Sayf al-Dawla has remained to this day one of the best-known medieval Arab leaders. His bravery and leadership of the war against the Byzantines, despite the heavy odds against him, his literary activities and patronage of poets which lent his court an unmatched cultural brilliance, the calamities which struck him towards his end—defeat, illness and betrayal—have made him, in the words of Th. Bianquis, "from his time until the present day", the personification of the "Arab chivalrous ideal in its most tragic aspect".

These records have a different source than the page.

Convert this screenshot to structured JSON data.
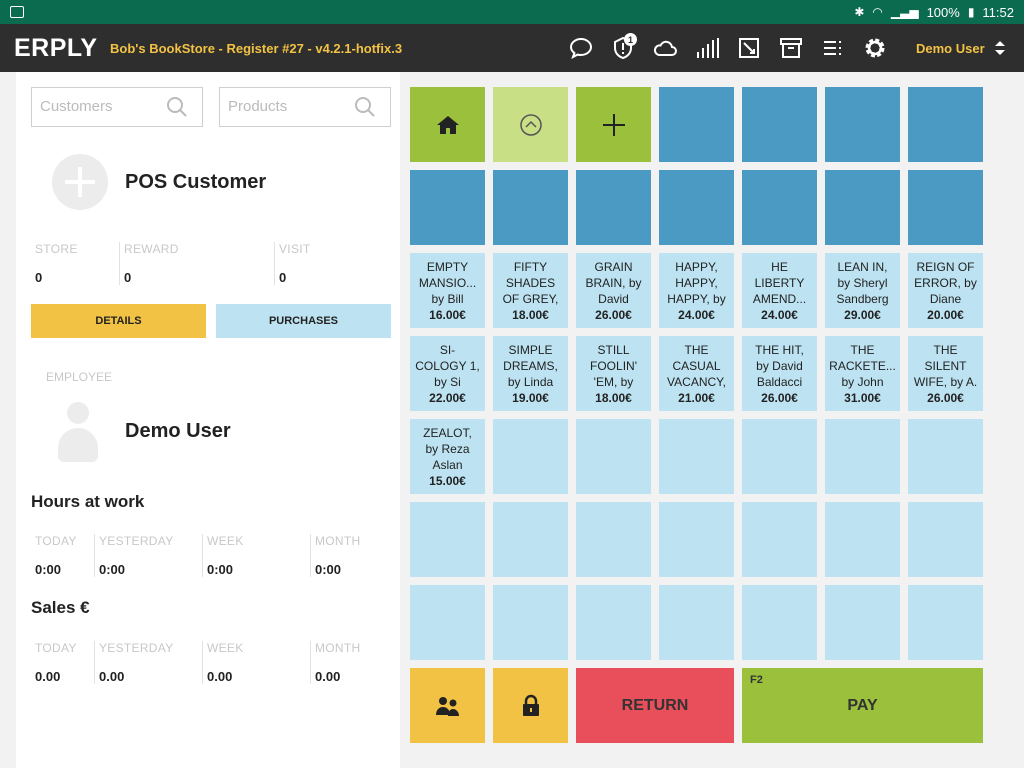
{
  "status_bar": {
    "battery": "100%",
    "time": "11:52"
  },
  "header": {
    "logo": "ERPLY",
    "title": "Bob's BookStore - Register #27 - v4.2.1-hotfix.3",
    "notification_count": "1",
    "user": "Demo User"
  },
  "search": {
    "customers_placeholder": "Customers",
    "products_placeholder": "Products"
  },
  "customer": {
    "name": "POS Customer",
    "stats": [
      {
        "label": "STORE",
        "value": "0"
      },
      {
        "label": "REWARD",
        "value": "0"
      },
      {
        "label": "VISIT",
        "value": "0"
      }
    ],
    "details_label": "DETAILS",
    "purchases_label": "PURCHASES"
  },
  "employee": {
    "label": "EMPLOYEE",
    "name": "Demo User"
  },
  "hours": {
    "title": "Hours at work",
    "items": [
      {
        "label": "TODAY",
        "value": "0:00"
      },
      {
        "label": "YESTERDAY",
        "value": "0:00"
      },
      {
        "label": "WEEK",
        "value": "0:00"
      },
      {
        "label": "MONTH",
        "value": "0:00"
      }
    ]
  },
  "sales": {
    "title": "Sales €",
    "items": [
      {
        "label": "TODAY",
        "value": "0.00"
      },
      {
        "label": "YESTERDAY",
        "value": "0.00"
      },
      {
        "label": "WEEK",
        "value": "0.00"
      },
      {
        "label": "MONTH",
        "value": "0.00"
      }
    ]
  },
  "products": [
    {
      "lines": [
        "EMPTY",
        "MANSIO...",
        "by Bill"
      ],
      "price": "16.00€"
    },
    {
      "lines": [
        "FIFTY",
        "SHADES",
        "OF GREY,"
      ],
      "price": "18.00€"
    },
    {
      "lines": [
        "GRAIN",
        "BRAIN, by",
        "David"
      ],
      "price": "26.00€"
    },
    {
      "lines": [
        "HAPPY,",
        "HAPPY,",
        "HAPPY, by"
      ],
      "price": "24.00€"
    },
    {
      "lines": [
        "HE",
        "LIBERTY",
        "AMEND..."
      ],
      "price": "24.00€"
    },
    {
      "lines": [
        "LEAN IN,",
        "by Sheryl",
        "Sandberg"
      ],
      "price": "29.00€"
    },
    {
      "lines": [
        "REIGN OF",
        "ERROR, by",
        "Diane"
      ],
      "price": "20.00€"
    },
    {
      "lines": [
        "SI-",
        "COLOGY 1,",
        "by Si"
      ],
      "price": "22.00€"
    },
    {
      "lines": [
        "SIMPLE",
        "DREAMS,",
        "by Linda"
      ],
      "price": "19.00€"
    },
    {
      "lines": [
        "STILL",
        "FOOLIN'",
        "'EM, by"
      ],
      "price": "18.00€"
    },
    {
      "lines": [
        "THE",
        "CASUAL",
        "VACANCY,"
      ],
      "price": "21.00€"
    },
    {
      "lines": [
        "THE HIT,",
        "by David",
        "Baldacci"
      ],
      "price": "26.00€"
    },
    {
      "lines": [
        "THE",
        "RACKETE...",
        "by John"
      ],
      "price": "31.00€"
    },
    {
      "lines": [
        "THE",
        "SILENT",
        "WIFE, by A."
      ],
      "price": "26.00€"
    },
    {
      "lines": [
        "ZEALOT,",
        "by Reza",
        "Aslan"
      ],
      "price": "15.00€"
    }
  ],
  "actions": {
    "return_label": "RETURN",
    "pay_label": "PAY",
    "pay_shortcut": "F2"
  }
}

Nevertheless, the picture presented by his contemporaries on the impact of Sayf al-Dawla's policies is less favourable: the 10th-century chronicler Ibn Hawqal, who travelled the Hamdanid domains, paints a dismal picture of economic oppression and exploitation of the local people, linked with the Hamdanid practice of expropriating extensive estates in the most fertile areas and practising a monoculture of cereals destined to feed the growing population of Baghdad. This was coupled with heavy taxation, so that Sayf al-Dawla and Nasir al-Dawla are said to have become the wealthiest princes in the Muslim world. This allowed them to maintain their lavish courts, but at a heavy price to their subjects' long-term prosperity. According to Hugh Kennedy "even the capital of Aleppo seems to have been more prosperous under the following Mirdasid dynasty than under the Hamdanids", while Bianquis claims that Sayf al-Dawla's wars and economic policies both contributed to a permanent alteration in the landscape: "by destroying orchards and peri-urban market gardens, by enfeebling the once vibrant polyculture and by depopulating the sedentarised steppe terrain of the frontiers, the Hamdanids contributed to the erosion of the deforested land and to the seizure by semi-nomadic tribes of the agricultural lands of these regions in the 11th century".
His military record was also, in the end, one of failure: the Byzantine advance continued after his death, culminating in the fall of Antioch in 969. Aleppo was transformed into a vassal state tributary to Byzantium, and for the next fifty years it would become the bone of contention between the Byzantines and a Muslim power new to the Middle East, the Egypt-based Fatimid Caliphate. The Hamdanids' military defeat was in the end inevitable, given the disparity of strength and resources with the Empire. This was compounded by the failure of Nasir al-Dawla to support his brother in his wars against Byzantium, by the Hamdanids' preoccupation with internal revolts, and the feebleness of their authority over much of their domains. As the historian Mark Whittow comments, Sayf al-Dawla's martial reputation often masks the reality that his power was "a paper tiger, short of money, short of soldiers and with little real base in the territories he controlled".